![]() ![]() ![]() ![]() |
BAKIŞ AÇISINIZ İYİMSER OLSUN!
Halit ERTUĞRUL
Mutlu yaşama kurallarından biri de, iyimser bir bakış açısına sahip olmaktır. Zihinsel yaklaşımı iyi olan kişiler, her olayda başarılı oldukları gibi başkalarının başarılarına da katkıda bulunurlar. İyimserlik değerinin yüksekliği oranında, başarı ve mutluluk artmaktadır. Olumsuz düşünce ve bakış açısı ise, beraberinde üzüntü ve hastalık getirecektir. Demek ki, yarınki sağlığımızı ve başarımızı belirleyen, bugünkü düşüncelerimizdir.
Her insanın kendine has bir düşünce tarzı vardır. Hz. Süleyman (a.s.) der ki: “İnsan, kişiliğini düşünceleriyle oluşturur.” Bu bakımdan sağlık, mutluluk, başarı ve güzellik için yapmamız gereken ilk iş, uygun zihinsel bir yaklaşım tarzı geliştirmektir. Kafasında birçok düşünce taşıyan kişi, öncelikle bu düşünceleri bir düzene sokmalıdır. Düşüncelerine şekil verdikten sonra diğer işlerini yapmaya çalışmalıdır. Büyük başarılara imza atmış kişiler, mutlaka metotlu düşünmenin meyvesini görmüşlerdir. Her davranış gibi olumlu düşünce, belirli bir gayretin neticesidir.
Bazı insanlar, başkaları tarafından söylenen her sözde, çevrelerinde cereyan eden her olayda gizli maksatlar bulmaya çalışırlar. Üzüntü verici, rahatsız edici olaylar üzerinde gereğinden fazla dururlar. Acı haberleri abartır, iyi haberlerin neredeyse hiç üzerinde durmazlar. Her günün kaybolup gittiğini, yarının dünden kötü olacağını savunmayı alışkanlık hâline getirirler. Geleceklerini karamsar tahminlerle, peşinen zehirlediklerinin farkında bile olmazlar.
Karamsar insanlar çevrelerinde kabul görmez ve pek sevilmezler. Çünkü insanlar, pek Tabiîî olarak, geleceği fethetmek eğilimindedirler. Onun için de, geleceğe iyimser bakmak mecburiyetindedirler. İyimser düşünmek, gelecek hakkında ümitli olmak hayatı kolaylaştırır.
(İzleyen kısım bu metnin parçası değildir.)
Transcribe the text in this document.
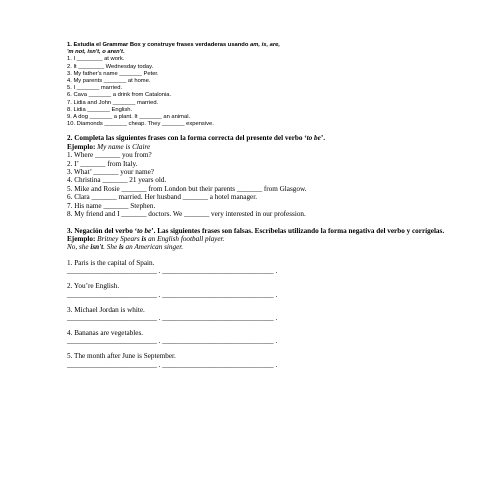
1. Estudia el Grammar Box y construye frases verdaderas usando am, is, are,
'm not, isn't, o aren't.
1. I ________ at work.
2. It ________ Wednesday today.
3. My father's name _______ Peter.
4. My parents _______ at home.
5. I _______ married.
6. Cava _______ a drink from Catalonia.
7. Lidia and John _______ married.
8. Lidia _______ English.
9. A dog _______ a plant. It _______ an animal.
10. Diamonds _______ cheap. They _______ expensive.
2. Completa las siguientes frases con la forma correcta del presente del verbo ‘to be’.
Ejemplo: My name is Claire
1. Where _______ you from?
2. I’ _______ from Italy.
3. What’ _______ your name?
4. Christina _______ 21 years old.
5. Mike and Rosie _______ from London but their parents _______ from Glasgow.
6. Clara _______ married. Her husband _______ a hotel manager.
7. His name _______ Stephen.
8. My friend and I _______ doctors. We _______ very interested in our profession.
3. Negación del verbo ‘to be’. Las siguientes frases son falsas. Escríbelas utilizando la forma negativa del verbo y corrígelas.
Ejemplo: Britney Spears is an English football player.
No, she isn't. She is an American singer.
1. Paris is the capital of Spain.
_________________________ . _______________________________ .
2. You’re English.
_________________________ . _______________________________ .
3. Michael Jordan is white.
_________________________ . _______________________________ .
4. Bananas are vegetables.
_________________________ . _______________________________ .
5. The month after June is September.
_________________________ . _______________________________ .
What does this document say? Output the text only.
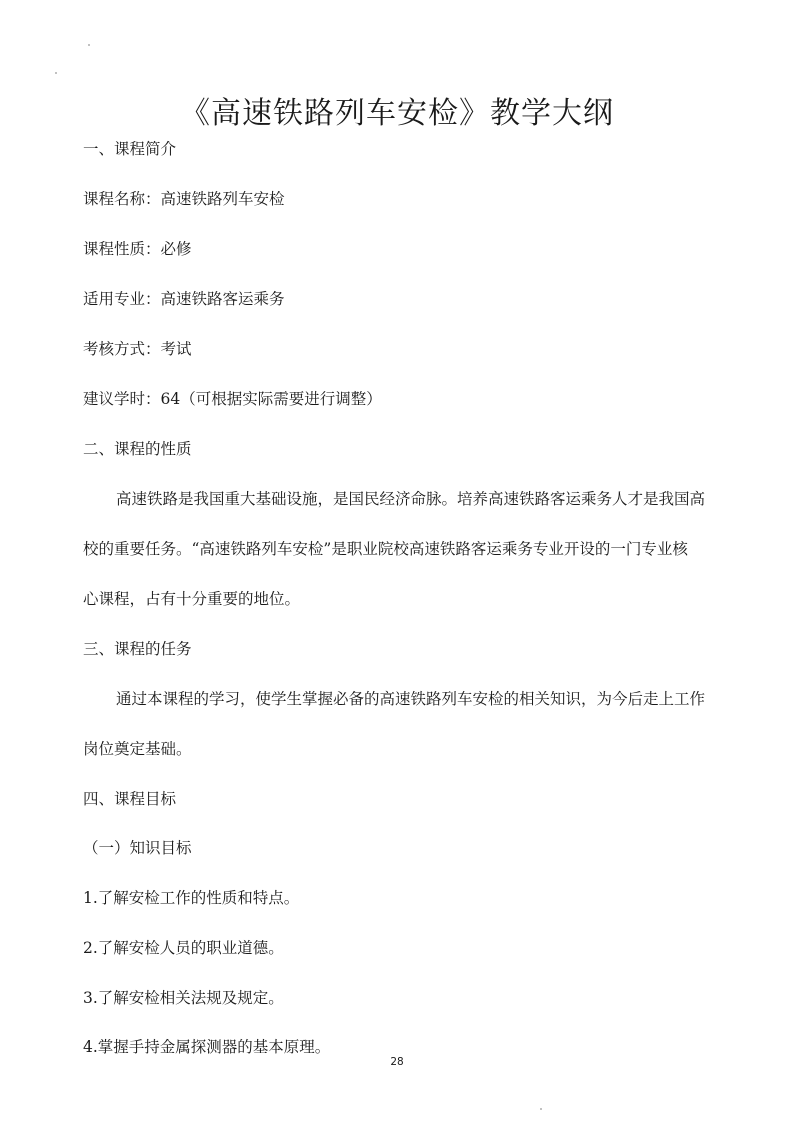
《高速铁路列车安检》教学大纲
一、课程简介
课程名称：高速铁路列车安检
课程性质：必修
适用专业：高速铁路客运乘务
考核方式：考试
建议学时：64（可根据实际需要进行调整）
二、课程的性质
高速铁路是我国重大基础设施，是国民经济命脉。培养高速铁路客运乘务人才是我国高
校的重要任务。“高速铁路列车安检”是职业院校高速铁路客运乘务专业开设的一门专业核
心课程，占有十分重要的地位。
三、课程的任务
通过本课程的学习，使学生掌握必备的高速铁路列车安检的相关知识，为今后走上工作
岗位奠定基础。
四、课程目标
（一）知识目标
1.了解安检工作的性质和特点。
2.了解安检人员的职业道德。
3.了解安检相关法规及规定。
4.掌握手持金属探测器的基本原理。
28
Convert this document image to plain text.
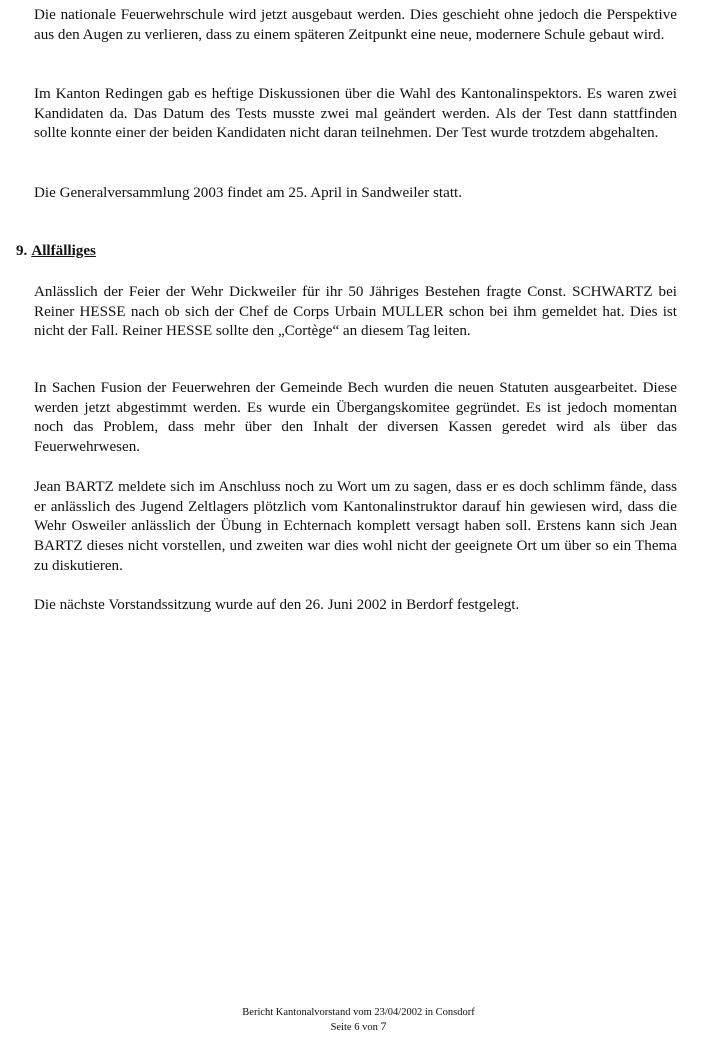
Die nationale Feuerwehrschule wird jetzt ausgebaut werden. Dies geschieht ohne jedoch die Perspektive aus den Augen zu verlieren, dass zu einem späteren Zeitpunkt eine neue, modernere Schule gebaut wird.

Im Kanton Redingen gab es heftige Diskussionen über die Wahl des Kantonalinspektors. Es waren zwei Kandidaten da. Das Datum des Tests musste zwei mal geändert werden. Als der Test dann stattfinden sollte konnte einer der beiden Kandidaten nicht daran teilnehmen. Der Test wurde trotzdem abgehalten.

Die Generalversammlung 2003 findet am 25. April in Sandweiler statt.

9. Allfälliges

Anlässlich der Feier der Wehr Dickweiler für ihr 50 Jähriges Bestehen fragte Const. SCHWARTZ bei Reiner HESSE nach ob sich der Chef de Corps Urbain MULLER schon bei ihm gemeldet hat. Dies ist nicht der Fall. Reiner HESSE sollte den „Cortège“ an diesem Tag leiten.

In Sachen Fusion der Feuerwehren der Gemeinde Bech wurden die neuen Statuten ausgearbeitet. Diese werden jetzt abgestimmt werden. Es wurde ein Übergangskomitee gegründet. Es ist jedoch momentan noch das Problem, dass mehr über den Inhalt der diversen Kassen geredet wird als über das Feuerwehrwesen.

Jean BARTZ meldete sich im Anschluss noch zu Wort um zu sagen, dass er es doch schlimm fände, dass er anlässlich des Jugend Zeltlagers plötzlich vom Kantonalinstruktor darauf hin gewiesen wird, dass die Wehr Osweiler anlässlich der Übung in Echternach komplett versagt haben soll. Erstens kann sich Jean BARTZ dieses nicht vorstellen, und zweiten war dies wohl nicht der geeignete Ort um über so ein Thema zu diskutieren.

Die nächste Vorstandssitzung wurde auf den 26. Juni 2002 in Berdorf festgelegt.

Bericht Kantonalvorstand vom 23/04/2002 in Consdorf
Seite 6 von 7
Kendinden hoşnut olan insan, âlemi bütün çelişkileriyle kucaklar. Karamsar insanlar ise çevrelerinde sürekli huzursuzluk kaynağıdırlar. Geçimsiz, kötümser ve tutarsızdırlar. Esasen olumsuz düşünce, geçmişte karşılaşılan hayal kırıklıklarının ve üzücü olayların neticesidir.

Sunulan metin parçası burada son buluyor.